Die erste Forderung, der ein hierfür geeignetes Steuerorgan genügen muss, ist
die, dass es ohne die Gefahr der Klemmungen und Erhöhung des Kraftbedarfes stets gut
dichthält und einer Abnutzung oder gar der Möglichkeit des Fressens so gut wie nicht
ausgesetzt ist.
Dass dieser Bedingung flache Schieber – obendrein bei hohen Pressungen – nicht mehr
gerecht werden, ebensowenig wie der Drehschieber, haben leider traurige
Betriebserfahrungen zur Genüge bestätigt, obwohl eine einfache Ueberlegung. dies von
vornherein hätte klarstellen können.
Selbst entlastete Kolbenschieber bergen noch manche Gefahren in sich, weil sich die
stark erhitzten Wände und Rippen in ihnen vordrängen.
Auf Grund dieser Gesichtspunkte ist daher jede Art von
Schiebern beim Betriebe mit Heissdampf zu verwerfen!
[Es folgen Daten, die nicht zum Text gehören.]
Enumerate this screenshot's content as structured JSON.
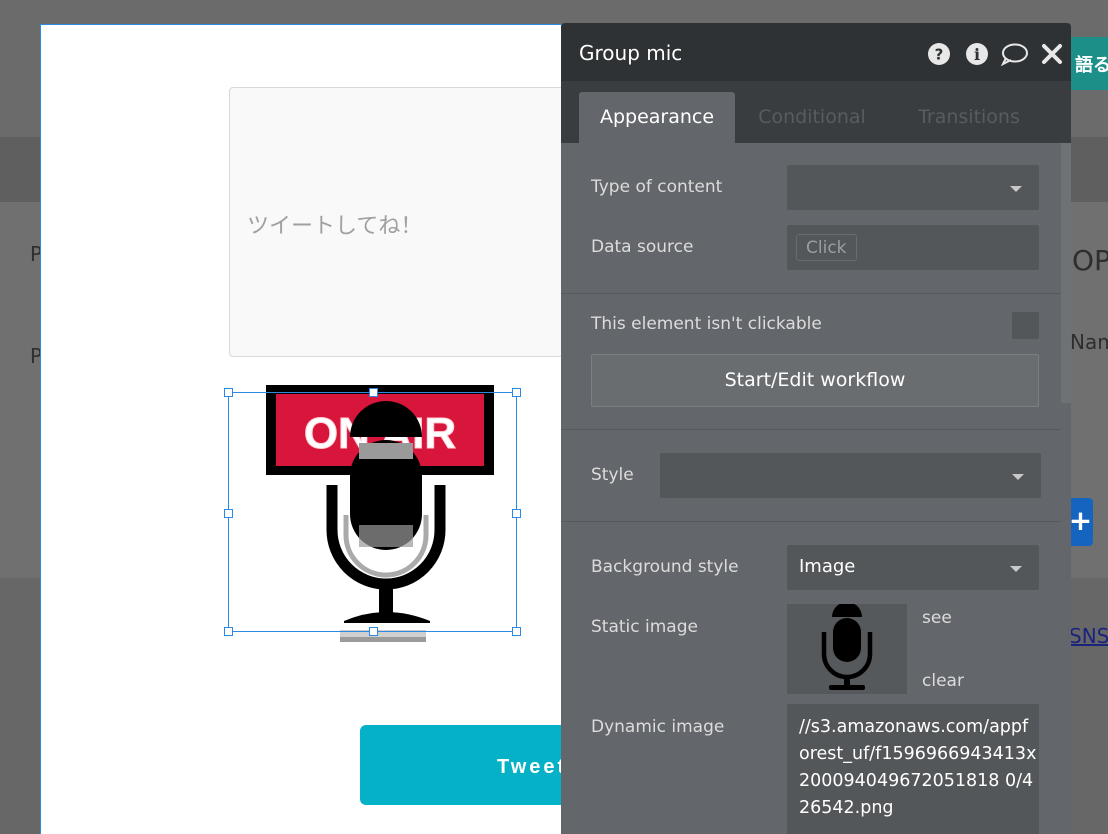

Die genannten Uebelstände werden beim Schieber noch dadurch vermehrt, dass die
Schmierung für überhitzten Dampf einerseits wärmebeständige, dickflüssige Oele,
andererseits eine rationelle reichliche Zuführung zu den Schmierstellen unerlässlich
notwendig machen, worin eigene Schwierigkeiten begründet liegen. Alles dieses weist
einzig und allein auf das Ventil als das geeignetste der in Frage kommenden
Steuerorgane hin.
Das Ventil besitzt keinerlei Materialanhäufungen, es zeichnet sich vielmehr durch
gleichmässige symmetrische Gestaltung und Materialverteilung aus, so dass es der
Gefahr des Verziehens nicht ausgesetzt ist und die Wärmedehnungen nicht schädlich
wirken. Infolgedessen verbleibt dem Ventil allein der äusserst schätzenswerte Vorzug
eines dauernd dampfdichten Schlusses.
Als entlastetes Organ ohne irgendwelche schleifende Flächen besitzt es auch
keinerlei Reibung und ist deshalb der Abnutzung nicht unterworfen.
Der Kraftbedarf der Steuerung ist daher infolge der geringen Widerstände nur
unbedeutend, welcher Umstand dem mechanischen Wirkungsgrade der Maschine nicht
unwesentlich zugute kommt.
Das Ventil eignet sich ferner in hervorragendem Masse unter Beibehaltung kleiner
schädlicher Räume zur Trennung von Ein- und Auslass des Dampfes. Dadurch wird eine
grosse Unabhängigkeit in der Dampfverteilung und in der Wahl des Steuerungsantriebes
erzielt.
Gegenüber den gewaltigen Gewichten des Schiebers ist das Gewicht eines Ventiles
verschwindend klein. Es kommen daher die Massen- und Gewichtswirkungen eines
Ventiles gegenüber denen des Schiebers fast gar nicht in Frage, während sie bei
letzterem sich in den Abmessungen des Steuerungsgestänges äusserst nachteilig
geltend machen. Man muss häufig zu verschiedenen Mitteln seine Zuflucht nehmen, um
die Gewichtswirkungen des Steuergestänges usw. zu verringern und hat z.B. bei
stehenden Dampfmaschinen zu dem Zwecke mehr oder minder fragwürdige
Entlastungskolben angeordnet.
Wasserschläge, wie sie bei Schiebermaschinen trotz angeordneter Sicherheitsventile
auftreten können, sind in gleichem Masse bei Ventilmaschinen nicht zu befürchten.
Hier stellen die beiden Einlassventile gleichzeitig reichlich bemessene
Sicherheitsventile dar, die infolge ihres stetigen Gebrauches sich immer in Ordnung
befinden und daher schädliche Wirkungen infolge der Unzusammendrückbarkeit des im
Zylinder eingeschlossenen Wassers zuverlässig verhüten.